- Theatrical release poster
- Directed by: Pilu Heigrujam
- Screenplay by: Joy Soram
- Story by: Pilu Heigrujam
- Produced by: Bandana Maisnam & Ilu
- Starring: Leishangthem Rahul Sonia Samjetsabam
- Cinematography: Sanjoy Ch.
- Edited by: Pilu Heigrujam
- Music by: G. Hemchandra A.R. Inao Background Score: Bishow Ch.
- Production company: Bandana Films
- Distributed by: Bandana Films
- Release date: 30 October 2013;
- Running time: 112 minutes
- Country: India
- Language: Meiteilon (Manipuri)

= Ureinung =

Ureinung is a 2013 Manipuri film directed by Pilu Heigrujam and produced by Bandana Maisnam and Ilu, under the banner of Bandana films. It stars Sonia Samjetsabam as the titular protagonist with Leishangthem Rahul in the lead roles. The film was released at Manipur Film Development Corporation (MFDC) on 30 October 2013 and at Bhagyachandra Open Air Theatre (BOAT) on 6 November 2013.

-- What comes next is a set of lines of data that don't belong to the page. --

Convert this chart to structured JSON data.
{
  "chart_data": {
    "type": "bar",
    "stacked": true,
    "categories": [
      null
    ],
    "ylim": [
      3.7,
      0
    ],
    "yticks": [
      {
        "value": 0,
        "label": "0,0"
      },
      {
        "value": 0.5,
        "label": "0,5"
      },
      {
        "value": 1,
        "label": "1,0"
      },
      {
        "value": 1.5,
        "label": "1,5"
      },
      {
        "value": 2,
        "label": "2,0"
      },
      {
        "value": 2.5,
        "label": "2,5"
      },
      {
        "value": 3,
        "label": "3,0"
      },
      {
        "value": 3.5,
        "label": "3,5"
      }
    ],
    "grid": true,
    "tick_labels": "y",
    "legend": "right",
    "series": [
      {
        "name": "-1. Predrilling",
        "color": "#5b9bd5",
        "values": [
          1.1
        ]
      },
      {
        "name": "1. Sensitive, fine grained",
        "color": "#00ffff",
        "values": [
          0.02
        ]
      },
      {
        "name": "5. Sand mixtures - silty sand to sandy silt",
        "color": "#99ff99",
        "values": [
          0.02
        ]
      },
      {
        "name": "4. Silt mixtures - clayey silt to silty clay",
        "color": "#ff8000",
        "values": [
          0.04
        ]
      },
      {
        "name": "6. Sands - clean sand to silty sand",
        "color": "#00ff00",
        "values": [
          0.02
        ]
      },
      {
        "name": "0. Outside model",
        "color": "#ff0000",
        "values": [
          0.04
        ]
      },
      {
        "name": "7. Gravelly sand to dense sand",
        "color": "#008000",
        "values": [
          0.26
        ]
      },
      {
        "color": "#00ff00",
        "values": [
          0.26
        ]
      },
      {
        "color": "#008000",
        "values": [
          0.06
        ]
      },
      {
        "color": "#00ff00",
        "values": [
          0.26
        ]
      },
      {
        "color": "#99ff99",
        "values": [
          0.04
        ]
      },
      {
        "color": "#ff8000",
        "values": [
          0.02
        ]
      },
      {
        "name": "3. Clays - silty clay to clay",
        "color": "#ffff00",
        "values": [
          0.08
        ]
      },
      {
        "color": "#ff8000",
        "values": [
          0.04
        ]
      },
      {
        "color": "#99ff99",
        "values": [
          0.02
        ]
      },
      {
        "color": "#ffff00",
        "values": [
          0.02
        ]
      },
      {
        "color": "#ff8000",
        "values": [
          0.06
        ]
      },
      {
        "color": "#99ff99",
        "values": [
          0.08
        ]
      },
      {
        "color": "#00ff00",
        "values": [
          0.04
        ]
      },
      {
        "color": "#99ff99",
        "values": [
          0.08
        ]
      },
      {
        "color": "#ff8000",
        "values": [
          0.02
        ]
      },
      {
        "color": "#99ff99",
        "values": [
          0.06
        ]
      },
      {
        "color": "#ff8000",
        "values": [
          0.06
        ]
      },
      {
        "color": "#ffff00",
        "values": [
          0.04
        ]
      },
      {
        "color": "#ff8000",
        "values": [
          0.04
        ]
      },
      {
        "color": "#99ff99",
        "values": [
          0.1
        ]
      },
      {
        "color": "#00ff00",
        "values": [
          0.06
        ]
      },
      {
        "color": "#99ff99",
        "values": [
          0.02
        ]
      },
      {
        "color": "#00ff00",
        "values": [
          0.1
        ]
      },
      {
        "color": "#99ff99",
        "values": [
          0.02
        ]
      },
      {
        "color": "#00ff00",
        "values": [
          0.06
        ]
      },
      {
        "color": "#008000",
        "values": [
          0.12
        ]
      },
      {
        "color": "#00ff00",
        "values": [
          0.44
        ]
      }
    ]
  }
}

Ureinung is based on the music video of the same title, which stars Nirmal Kangjam and Sonia Samjetsabam. In the film, Nirmal Kangjam is replaced by Leishangthem Rahul and Sonia Hijam by Chitra Pangambam.

==Cast==
- Sonia Samjetsabam as Ureinung
- Leishangthem Rahul as Poireinganba
- Bebeto as Ningthou Manao Ibungo
- Elangbam Indu as Ureinung's foster mother
- Denny Likmabam as Ureinung's father
- Dev as Ningthou
- Chitra Pangambam as Leimarel
- Raj Elangbam as Selungba
- Arya as Sagol Hanjaba
- Samjetsabam Mangoljao as Poireinganba
- Bidyalaxmi
- Mango

==Soundtrack==
G. Hemchandra and A.R. Inao composed the soundtrack for the film and Mantri Meitei wrote the lyrics. The songs are titled Nungsi Nangbu Ureinung and Konggoi Khuroure Lakaanung.

| No. | Title | Lyrics | Music | Singer(s) | Length |
|---|---|---|---|---|---|
| 1. | "Nungsi Nangbu Ureinung" | Mantri Meitei | G. Hemchandra | Raj Elangbam, Premlata | 05:05 |
| 2. | "Konggoi Khuroure Lakaanung" | Mantri Meitei | A.R. Inao | Raj Elangbam, Chitra Pangabam | 05:02 |
| Total length: |  |  |  |  | 10:07 |

== Reception ==
Writing about Sonia Samjetsabam for Hueiyen Lanpao, Meira and Soibam opined that "Sonia Samjetsabam has made a mark in Manipuri film world with a lead role in the film "Ureinung'".